The Sharknado Drinking Game
So, everyone experienced Sharknado the first time around, I hope? I know some people didn’t, because they were asleep, or locked in barns by prankster friends, or staying in major hotel chains that don’t even offer SyFy and leave you in the dark for 72 hours.
The good news, for those who missed it: Sharknado was so popular that they’re airing it again today at 7pm Eastern! The good news for everyone else: Sharknado is always happening. It has always happened. Look up at the sky. Know that the gathering storm will rain disparate species, spitting them out violently on the streets below. You will look into their eyes. You will see only yourself. This is how it has always been; this is the Sharknado of which none may speak.

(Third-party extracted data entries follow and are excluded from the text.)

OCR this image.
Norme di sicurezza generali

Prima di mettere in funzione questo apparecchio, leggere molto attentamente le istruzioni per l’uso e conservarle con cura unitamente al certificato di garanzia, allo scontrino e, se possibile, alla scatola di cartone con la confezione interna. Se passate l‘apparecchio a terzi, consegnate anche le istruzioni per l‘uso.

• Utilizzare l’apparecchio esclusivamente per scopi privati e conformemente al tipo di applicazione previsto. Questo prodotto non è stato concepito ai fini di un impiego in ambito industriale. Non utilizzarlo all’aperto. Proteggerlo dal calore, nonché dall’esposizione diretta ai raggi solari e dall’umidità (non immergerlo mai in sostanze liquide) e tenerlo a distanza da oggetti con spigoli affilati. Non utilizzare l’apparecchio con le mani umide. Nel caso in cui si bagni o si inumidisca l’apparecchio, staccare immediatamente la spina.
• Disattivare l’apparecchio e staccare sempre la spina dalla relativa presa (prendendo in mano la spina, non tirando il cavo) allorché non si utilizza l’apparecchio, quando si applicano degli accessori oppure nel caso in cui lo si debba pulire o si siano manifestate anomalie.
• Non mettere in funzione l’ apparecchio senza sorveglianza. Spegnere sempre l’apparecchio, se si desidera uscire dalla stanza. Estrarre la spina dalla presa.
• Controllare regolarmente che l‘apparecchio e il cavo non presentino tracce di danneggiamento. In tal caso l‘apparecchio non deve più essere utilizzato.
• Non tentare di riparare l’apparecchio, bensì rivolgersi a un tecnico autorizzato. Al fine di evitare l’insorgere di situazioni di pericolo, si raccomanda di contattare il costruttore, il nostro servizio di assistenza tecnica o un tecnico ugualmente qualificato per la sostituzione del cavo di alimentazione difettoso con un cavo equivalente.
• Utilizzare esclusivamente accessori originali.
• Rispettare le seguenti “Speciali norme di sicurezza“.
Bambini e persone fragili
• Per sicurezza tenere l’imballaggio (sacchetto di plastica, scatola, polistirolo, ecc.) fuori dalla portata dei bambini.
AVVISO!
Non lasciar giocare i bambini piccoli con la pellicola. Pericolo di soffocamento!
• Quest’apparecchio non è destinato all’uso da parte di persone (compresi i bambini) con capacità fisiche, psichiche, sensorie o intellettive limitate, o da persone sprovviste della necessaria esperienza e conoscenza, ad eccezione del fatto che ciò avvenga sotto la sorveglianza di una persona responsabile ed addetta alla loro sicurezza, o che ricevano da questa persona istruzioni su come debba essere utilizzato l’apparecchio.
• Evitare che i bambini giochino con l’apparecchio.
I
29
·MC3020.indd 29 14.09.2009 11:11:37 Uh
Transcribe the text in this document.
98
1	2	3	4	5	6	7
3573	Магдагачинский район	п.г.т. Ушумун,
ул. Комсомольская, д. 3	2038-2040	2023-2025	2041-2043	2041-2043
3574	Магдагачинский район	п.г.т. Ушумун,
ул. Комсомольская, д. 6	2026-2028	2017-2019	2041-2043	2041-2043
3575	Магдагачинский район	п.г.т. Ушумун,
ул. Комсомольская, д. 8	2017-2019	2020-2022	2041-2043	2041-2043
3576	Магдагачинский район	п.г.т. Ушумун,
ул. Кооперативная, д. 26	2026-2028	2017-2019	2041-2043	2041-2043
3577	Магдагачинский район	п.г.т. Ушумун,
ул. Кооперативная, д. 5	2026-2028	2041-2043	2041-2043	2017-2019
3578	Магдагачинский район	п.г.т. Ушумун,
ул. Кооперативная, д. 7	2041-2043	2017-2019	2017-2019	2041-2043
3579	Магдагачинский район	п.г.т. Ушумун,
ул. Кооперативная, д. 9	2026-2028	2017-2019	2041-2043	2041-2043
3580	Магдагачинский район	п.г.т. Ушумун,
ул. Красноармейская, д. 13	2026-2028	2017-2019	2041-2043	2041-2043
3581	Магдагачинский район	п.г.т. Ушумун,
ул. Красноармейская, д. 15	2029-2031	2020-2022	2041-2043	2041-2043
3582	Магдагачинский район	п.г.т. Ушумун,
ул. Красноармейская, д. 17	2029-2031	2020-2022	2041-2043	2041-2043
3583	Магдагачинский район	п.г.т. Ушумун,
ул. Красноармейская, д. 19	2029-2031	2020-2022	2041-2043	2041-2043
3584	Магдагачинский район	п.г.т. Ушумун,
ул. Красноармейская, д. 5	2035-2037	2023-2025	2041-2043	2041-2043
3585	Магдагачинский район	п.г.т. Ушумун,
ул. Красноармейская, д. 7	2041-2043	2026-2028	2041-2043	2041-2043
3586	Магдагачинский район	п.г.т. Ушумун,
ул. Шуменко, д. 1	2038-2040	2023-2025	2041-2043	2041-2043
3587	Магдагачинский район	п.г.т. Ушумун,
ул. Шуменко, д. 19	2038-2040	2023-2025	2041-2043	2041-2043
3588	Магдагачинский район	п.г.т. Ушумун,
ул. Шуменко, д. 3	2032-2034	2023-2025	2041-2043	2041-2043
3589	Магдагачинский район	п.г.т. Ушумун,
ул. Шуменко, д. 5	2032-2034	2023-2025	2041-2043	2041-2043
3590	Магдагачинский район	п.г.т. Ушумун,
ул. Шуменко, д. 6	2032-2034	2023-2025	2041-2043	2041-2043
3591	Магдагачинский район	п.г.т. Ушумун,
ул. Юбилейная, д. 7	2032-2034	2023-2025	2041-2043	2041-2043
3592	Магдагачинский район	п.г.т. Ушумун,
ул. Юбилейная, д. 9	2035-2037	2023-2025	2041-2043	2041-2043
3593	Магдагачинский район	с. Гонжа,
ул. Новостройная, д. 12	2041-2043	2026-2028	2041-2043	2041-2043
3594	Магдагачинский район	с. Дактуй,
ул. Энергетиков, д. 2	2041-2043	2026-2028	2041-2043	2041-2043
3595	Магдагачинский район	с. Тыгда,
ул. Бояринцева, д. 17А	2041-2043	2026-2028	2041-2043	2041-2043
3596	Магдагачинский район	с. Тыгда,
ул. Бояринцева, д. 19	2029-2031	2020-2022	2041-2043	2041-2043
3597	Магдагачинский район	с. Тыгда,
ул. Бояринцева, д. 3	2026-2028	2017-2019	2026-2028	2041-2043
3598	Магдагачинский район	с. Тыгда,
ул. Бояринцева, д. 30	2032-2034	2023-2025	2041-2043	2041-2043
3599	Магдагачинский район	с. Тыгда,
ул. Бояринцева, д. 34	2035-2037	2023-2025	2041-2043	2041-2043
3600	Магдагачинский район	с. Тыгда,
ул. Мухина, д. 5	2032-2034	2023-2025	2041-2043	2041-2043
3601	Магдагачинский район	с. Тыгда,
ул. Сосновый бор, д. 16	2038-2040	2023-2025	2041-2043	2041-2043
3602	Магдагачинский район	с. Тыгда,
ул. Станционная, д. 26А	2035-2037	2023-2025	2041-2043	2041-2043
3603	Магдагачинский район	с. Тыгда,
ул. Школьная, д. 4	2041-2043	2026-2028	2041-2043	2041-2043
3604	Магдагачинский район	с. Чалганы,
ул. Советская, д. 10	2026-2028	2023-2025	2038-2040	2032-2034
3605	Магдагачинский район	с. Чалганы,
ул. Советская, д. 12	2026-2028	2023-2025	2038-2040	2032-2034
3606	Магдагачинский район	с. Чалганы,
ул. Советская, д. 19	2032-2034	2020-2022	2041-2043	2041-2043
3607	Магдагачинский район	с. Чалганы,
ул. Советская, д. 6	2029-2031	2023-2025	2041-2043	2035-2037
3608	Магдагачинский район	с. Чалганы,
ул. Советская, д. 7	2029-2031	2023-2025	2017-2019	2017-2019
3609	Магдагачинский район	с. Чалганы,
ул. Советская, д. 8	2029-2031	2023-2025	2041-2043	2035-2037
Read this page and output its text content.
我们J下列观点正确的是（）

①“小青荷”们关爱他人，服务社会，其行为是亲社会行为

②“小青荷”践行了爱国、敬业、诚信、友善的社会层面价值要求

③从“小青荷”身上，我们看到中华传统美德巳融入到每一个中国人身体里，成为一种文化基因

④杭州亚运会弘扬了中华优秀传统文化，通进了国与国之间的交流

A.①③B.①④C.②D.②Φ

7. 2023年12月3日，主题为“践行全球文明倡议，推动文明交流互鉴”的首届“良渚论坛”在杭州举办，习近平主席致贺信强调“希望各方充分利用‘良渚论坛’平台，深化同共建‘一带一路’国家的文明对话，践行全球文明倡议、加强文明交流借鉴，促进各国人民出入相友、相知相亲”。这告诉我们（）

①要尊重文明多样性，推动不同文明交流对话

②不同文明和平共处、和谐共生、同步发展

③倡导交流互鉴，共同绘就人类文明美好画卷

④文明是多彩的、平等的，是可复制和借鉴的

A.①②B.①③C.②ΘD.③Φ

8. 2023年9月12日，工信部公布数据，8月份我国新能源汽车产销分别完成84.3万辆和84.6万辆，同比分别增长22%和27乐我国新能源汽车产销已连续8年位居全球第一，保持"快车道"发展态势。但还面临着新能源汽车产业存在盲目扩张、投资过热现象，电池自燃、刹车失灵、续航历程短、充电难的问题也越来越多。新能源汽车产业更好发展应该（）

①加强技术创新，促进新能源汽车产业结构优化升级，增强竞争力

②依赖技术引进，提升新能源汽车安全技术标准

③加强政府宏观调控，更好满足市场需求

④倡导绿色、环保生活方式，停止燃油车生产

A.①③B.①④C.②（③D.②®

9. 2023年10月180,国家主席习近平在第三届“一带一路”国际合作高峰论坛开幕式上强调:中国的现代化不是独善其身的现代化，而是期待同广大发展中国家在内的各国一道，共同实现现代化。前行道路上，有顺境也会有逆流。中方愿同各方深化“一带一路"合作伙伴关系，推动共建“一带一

We probably need a drinking game for this. Or a review. A drinking review.
Drink every time:
There’s shark POV. This is a story about the sharks, too; displaced, violently disrupted, desperate to get home by sliding through the viscera of those they have torn apart.
There’s a splice of stock footage. Those are clues. Have you solved the mystery? If yes, you’ll understand when I say, Choose the third. If not, keep searching. Your journey has just begun.
Any time there’s a news broadcast. It’s a Right Now News world; we’re just living in it.
Someone dies. (Kidding, if you took a drink every time someone died, your liver would explode. Just raise your glass. That’s someone who’s one step closer to a SAG card, and who has entered the realm of the great darkness; honor them.)
You realize this movie is actually a commentary on the wild, unnatural chaos that happens to a teen when her parents have an acrimonious divorce. See her future, tending bar on a beach; see her present, as the monster with the gaping maw descends to swallow her whole, though it shouldn’t be here, shouldn’t be here at all.
Someone is killed, but a shark is not the cause of death. These people will not get their SAG cards; this is not called CementNado. They have been punished. Laugh as you drink.
Someone is killed midsentence. This is a tragedy, which we know from the many sentences in this film that were actually finished:
– “We’re a hundred miles from the ocean.” “You’re exactly 6.6 miles from the ocean.”
– “The streets are filling up with sharks.”
– “They know what kind of cheese I like.”
Anyone who laughs when they realize the retirement home is going to get sharkrained on has to eat a lemon wedge. No drink. These are our elders; respect their wishes. Should they wish to die as Vikings, shouting at the beast as it comes to claim them, you should applaud them. They get the drink, not you. Never you.
Between drinks:
Make up a name for the red stool John Heard carries with him. Whoever has the best name drinks. If you’re alone, make a list of names. Violently pit yourself against yourself; it’s no different than any other night.
Rethink this game when:
A shark blasts through something. (Also an exception for outside Grauman’s.) All existence is destruction; as the shark breaks through a bar, a mansion, its third billboard, you will realize this. Set down your glass, and make some cookies instead. You’ll need it; Sharknado is coming.